Broker targets now offer little guide to the quote. Castlelake’s table listed 14 Bloomberg targets from 280 pence to 570 pence, with a median of 420.5 pence. It separately noted a 574-pence Morningstar estimate that Bloomberg excluded. At 573.6 pence, easyJet was 36% above the table’s median and almost level with the separate Morningstar figure. Deal odds, rather than the old earnings range, now set the price.
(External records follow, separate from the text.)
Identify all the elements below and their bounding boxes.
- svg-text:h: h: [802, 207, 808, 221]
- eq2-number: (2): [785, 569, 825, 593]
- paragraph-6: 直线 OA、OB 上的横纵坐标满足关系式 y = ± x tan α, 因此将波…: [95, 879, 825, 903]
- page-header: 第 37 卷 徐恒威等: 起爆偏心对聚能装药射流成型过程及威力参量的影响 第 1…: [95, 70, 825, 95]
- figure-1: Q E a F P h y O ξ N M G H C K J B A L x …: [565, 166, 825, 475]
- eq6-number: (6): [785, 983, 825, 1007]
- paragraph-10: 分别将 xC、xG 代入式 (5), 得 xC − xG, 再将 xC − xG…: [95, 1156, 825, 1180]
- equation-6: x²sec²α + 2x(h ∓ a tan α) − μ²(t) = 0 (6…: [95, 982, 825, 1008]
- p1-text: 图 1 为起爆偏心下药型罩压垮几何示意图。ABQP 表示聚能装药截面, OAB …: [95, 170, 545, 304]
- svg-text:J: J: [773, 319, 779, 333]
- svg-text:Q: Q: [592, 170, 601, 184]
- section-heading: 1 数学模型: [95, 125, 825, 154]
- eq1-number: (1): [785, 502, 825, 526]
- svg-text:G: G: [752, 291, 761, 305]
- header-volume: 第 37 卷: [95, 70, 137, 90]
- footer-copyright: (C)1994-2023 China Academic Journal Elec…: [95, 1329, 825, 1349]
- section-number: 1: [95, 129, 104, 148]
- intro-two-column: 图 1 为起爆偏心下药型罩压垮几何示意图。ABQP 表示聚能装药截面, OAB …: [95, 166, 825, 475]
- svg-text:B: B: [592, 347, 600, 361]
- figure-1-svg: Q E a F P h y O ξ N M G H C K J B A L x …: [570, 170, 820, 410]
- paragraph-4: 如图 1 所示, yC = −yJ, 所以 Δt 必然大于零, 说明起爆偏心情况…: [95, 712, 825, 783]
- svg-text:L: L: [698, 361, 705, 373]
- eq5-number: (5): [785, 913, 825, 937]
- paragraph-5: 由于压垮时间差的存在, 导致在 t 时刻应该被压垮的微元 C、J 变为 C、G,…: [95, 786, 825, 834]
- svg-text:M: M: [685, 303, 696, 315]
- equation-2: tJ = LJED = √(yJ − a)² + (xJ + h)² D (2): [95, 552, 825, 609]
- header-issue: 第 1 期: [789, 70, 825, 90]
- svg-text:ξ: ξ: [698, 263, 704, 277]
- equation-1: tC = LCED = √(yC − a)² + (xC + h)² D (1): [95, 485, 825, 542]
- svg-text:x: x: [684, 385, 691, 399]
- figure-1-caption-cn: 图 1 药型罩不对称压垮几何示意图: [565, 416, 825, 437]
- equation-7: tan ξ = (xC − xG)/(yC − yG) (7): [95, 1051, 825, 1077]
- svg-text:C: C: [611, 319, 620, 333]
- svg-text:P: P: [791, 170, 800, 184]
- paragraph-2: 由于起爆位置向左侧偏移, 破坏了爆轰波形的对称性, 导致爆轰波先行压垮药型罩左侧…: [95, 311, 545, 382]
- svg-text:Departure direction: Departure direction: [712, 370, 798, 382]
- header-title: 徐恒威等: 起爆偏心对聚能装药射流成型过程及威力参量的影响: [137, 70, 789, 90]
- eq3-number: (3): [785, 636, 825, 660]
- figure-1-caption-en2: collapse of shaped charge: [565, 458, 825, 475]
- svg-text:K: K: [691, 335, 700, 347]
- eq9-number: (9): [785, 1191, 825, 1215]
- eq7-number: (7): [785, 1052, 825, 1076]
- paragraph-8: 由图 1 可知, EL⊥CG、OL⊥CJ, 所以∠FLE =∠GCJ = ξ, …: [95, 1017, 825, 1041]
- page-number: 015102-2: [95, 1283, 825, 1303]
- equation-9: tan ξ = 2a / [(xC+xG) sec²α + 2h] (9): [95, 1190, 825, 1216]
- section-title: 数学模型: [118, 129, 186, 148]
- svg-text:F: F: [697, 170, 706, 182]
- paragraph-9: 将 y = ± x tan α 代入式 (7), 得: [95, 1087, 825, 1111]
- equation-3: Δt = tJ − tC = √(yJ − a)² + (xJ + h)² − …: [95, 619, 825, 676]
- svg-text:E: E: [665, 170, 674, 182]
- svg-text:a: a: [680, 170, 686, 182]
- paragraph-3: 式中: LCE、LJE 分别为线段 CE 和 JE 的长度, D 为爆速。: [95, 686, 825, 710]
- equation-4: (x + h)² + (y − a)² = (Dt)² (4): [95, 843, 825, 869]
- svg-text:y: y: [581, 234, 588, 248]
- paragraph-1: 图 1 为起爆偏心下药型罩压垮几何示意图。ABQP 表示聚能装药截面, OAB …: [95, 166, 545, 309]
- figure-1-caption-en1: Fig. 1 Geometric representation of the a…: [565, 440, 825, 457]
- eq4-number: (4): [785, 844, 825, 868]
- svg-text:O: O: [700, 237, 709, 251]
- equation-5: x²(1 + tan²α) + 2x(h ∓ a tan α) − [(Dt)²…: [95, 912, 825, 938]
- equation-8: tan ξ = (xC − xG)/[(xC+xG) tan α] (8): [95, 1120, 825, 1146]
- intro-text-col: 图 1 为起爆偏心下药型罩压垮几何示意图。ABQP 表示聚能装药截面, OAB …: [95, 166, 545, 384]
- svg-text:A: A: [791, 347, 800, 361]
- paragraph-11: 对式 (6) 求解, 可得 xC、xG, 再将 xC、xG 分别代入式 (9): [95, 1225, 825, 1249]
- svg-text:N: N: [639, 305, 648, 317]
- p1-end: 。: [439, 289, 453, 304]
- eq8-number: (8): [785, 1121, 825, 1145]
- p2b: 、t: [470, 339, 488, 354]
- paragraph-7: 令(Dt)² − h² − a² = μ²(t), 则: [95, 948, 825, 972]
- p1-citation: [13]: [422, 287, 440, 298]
“The narrative has definitively changed,” Goodbody analyst Dudley Shanley said. EasyJet is “effectively in negotiations with Castlelake,” he said. “The reality is price is much more important than who’s actually buying.” Reuters
Castlelake’s four prices were 560 pence, 600 pence, 625 pence and 650 pence. The cumulative 90-pence rise added about £682 million to the proposed equity value. The latest increase alone added about £190 million.
Under the current plan, Castlelake and co-investors, including Brookfield Asset Management (NYSE:BAM), would own 49% of the bidding vehicle. EU nationals Peter Bellew and Mark Breen would own 51%. EasyJet still wants assurances on ownership and deliverability. The partial share alternative would be unlisted, could not be transferred and would carry no vote.
The open spread also prices the airline’s own trading risk. EasyJet posted a £552 million first-half pre-tax loss in May and kept its full-year outlook uncertain. Summer bookings were behind last year as fuel costs rose and customer confidence weakened.
For valuation context, easyJet had £434 million of net cash and £4.7 billion of liquidity at March 31. It reported £5.0 billion of owned assets, close to the £4.93 billion equity value of Castlelake’s proposal. The figures are not like-for-like because the asset number does not deduct liabilities.
The next deadline is 1700 BST on July 5. If no firm bid lands, easyJet’s next scheduled market update is its third-quarter results on July 23.